Ultra‐Lightweight 3D Carbon Current Collectors: Constructing All‐Carbon Electrodes for Stable and High Energy Density Dual‐Ion Batteries

• Published in: Advanced energy materials Vol. 8; no. 26
• Main Authors: Zhou, Zhili, Li, Na, Yang, Yazheng, Chen, Haosen, Jiao, Shuqiang, Song, Wei‐Li, Fang, Daining
• Format: Journal Article
• Language: English
• Published: Weinheim Wiley Subscription Services, Inc 14.09.2018
• Subjects: Accumulators; Aluminum; Anodes; Batteries; Carbon; carbon current collectors; Cathodes; Collectors; Copper; dual‐ion batteries; Electrochemical corrosion; Electrodes; Flux density; Foils; graphite cathodes; in situ optical observations; Ion diffusion; Life cycle engineering; Lightweight; mechanically and electrochemically stable; Weight reduction
• ISSN: 1614-6832; 1614-6840
• DOI: 10.1002/aenm.201801439

Dual‐ion batteries (DIBs) attract great interest because they allow two types of ions for reversibly intercalating into electrodes, resulting in various advantages. However, there are three critical problems using graphite‐based cathodes, namely, low active material proportion in the electrodes, current collector corrosion, and massive cathode variation. For addressing these problems, an ultra‐lightweight 3D carbon current collector (CCC) is developed to fabricate all‐carbon electrodes as both cathodes and anodes.

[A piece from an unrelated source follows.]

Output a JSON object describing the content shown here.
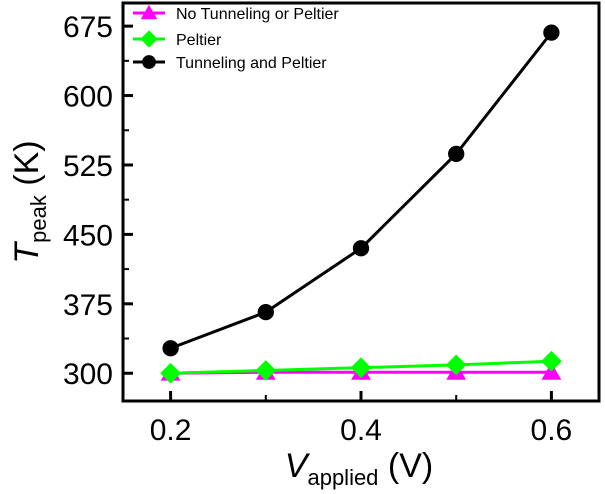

Compared with the conventional DIBs using Al and Cu foils as current collectors, the DIBs with 3D CCC of electrically conductive pathways and sufficient ionic diffusion channels deliver enhanced specific capacity stabilized around 140 and 120 mAh g−1 at 0.5 and 1C, respectively. The electrochemically inert 3D CCC could essentially promote the energy density when calculating the entire electrode mass, along with long‐life cycle stability of 1000 cycles at 5C and no electrochemical corrosion on either anodes or cathodes. With an in situ optical microscope, the cathode expansion is found to massively reduce because the porous 3D CCC could effectively alleviate the huge volume. The results suggest a novel strategy for achieving low‐cost and high energy density DIBs with both mechanically and electrochemically stable features. Ultra‐lightweight 3D carbon current collectors are employed to construct all‐carbon electrodes used in dual‐ion batteries. The critical problems including metal corrosion, low mass ratio of active materials, and massive volume expansion in the cathodes based on metal current collectors are well addressed, promising a novel strategy for achieving high energy density batteries with both mechanically and electrochemically stable features.